Some 50% of the world’s population now lives in cities. By 2050, 68% of the world’s population will live in cities. By 2035 urban land is estimated to increase by 1.2 million km2, making urbanisation one of the greatest threats to biodiversity.
Scientists say that understanding the impact of the urbanisation process on biodiversity is one of the main priorities for preserving the functioning of natural ecosystems and the services they provide to humanity.
The World Bee Project can collect and analyse real-time bee data to measure
a city’s well-being, treating it as the ecosystem it is.
Data is evidence. Bee and hive data can be remotely generated, merged with local data, and studied to reveal how the local environment affects bee and pollinator health and is, in turn, affected by it.

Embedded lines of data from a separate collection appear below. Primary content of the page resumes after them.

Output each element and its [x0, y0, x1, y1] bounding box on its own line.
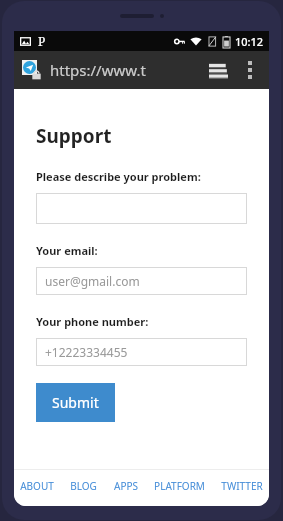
staticText: Submit — [52, 393, 99, 412]
button[interactable]: TWITTER — [219, 475, 265, 497]
staticText: P — [38, 33, 46, 49]
staticText: Support — [36, 123, 112, 149]
button[interactable]: APPS — [112, 475, 140, 497]
staticText: Your email: — [36, 243, 98, 258]
staticText: PLATFORM — [154, 479, 205, 493]
staticText: BLOG — [70, 479, 97, 493]
button[interactable]: ABOUT — [18, 475, 56, 497]
staticText: APPS — [114, 479, 138, 493]
staticText: +12223334455 — [45, 344, 128, 360]
button[interactable]: Submit — [36, 383, 115, 422]
staticText: ABOUT — [20, 479, 54, 493]
staticText: user@gmail.com — [45, 273, 140, 289]
button[interactable]: PLATFORM — [152, 475, 207, 497]
button[interactable]: More options — [235, 55, 265, 85]
staticText: Your phone number: — [36, 314, 149, 329]
staticText: https://www.t — [50, 60, 201, 80]
button[interactable]: BLOG — [68, 475, 99, 497]
staticText: Please describe your problem: — [36, 169, 201, 184]
button[interactable]: Tabs — [201, 53, 235, 87]
button[interactable]: user@gmail.com — [36, 267, 247, 295]
staticText: 10:12 — [235, 34, 264, 49]
button[interactable]: +12223334455 — [36, 338, 247, 366]
staticText: TWITTER — [221, 479, 263, 493]
button[interactable] — [36, 193, 247, 224]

Data allows us to understand bees in new ways,and create environments that enable pollinators and people to thrive.
Our evidence-based, data-driven approach encourages citizens and assists urban planners to view their cities in terms of urban influence on all types of life, including humans, plants, and pollinators and to focus on dimensions such as infrastructure, habitat, biodiversity, and urban productivity.

Visualisation of one of our data sets: Bee Social Network, based on 700,000 interactions recorded in a month. Bees with the most connections are shown in red, bees with fewer connections are further out in blue. Over 90% of interactions occurred less than three times. Regardless of the number of connections, bees focus more on making new connections rather than chatting to bees they already know.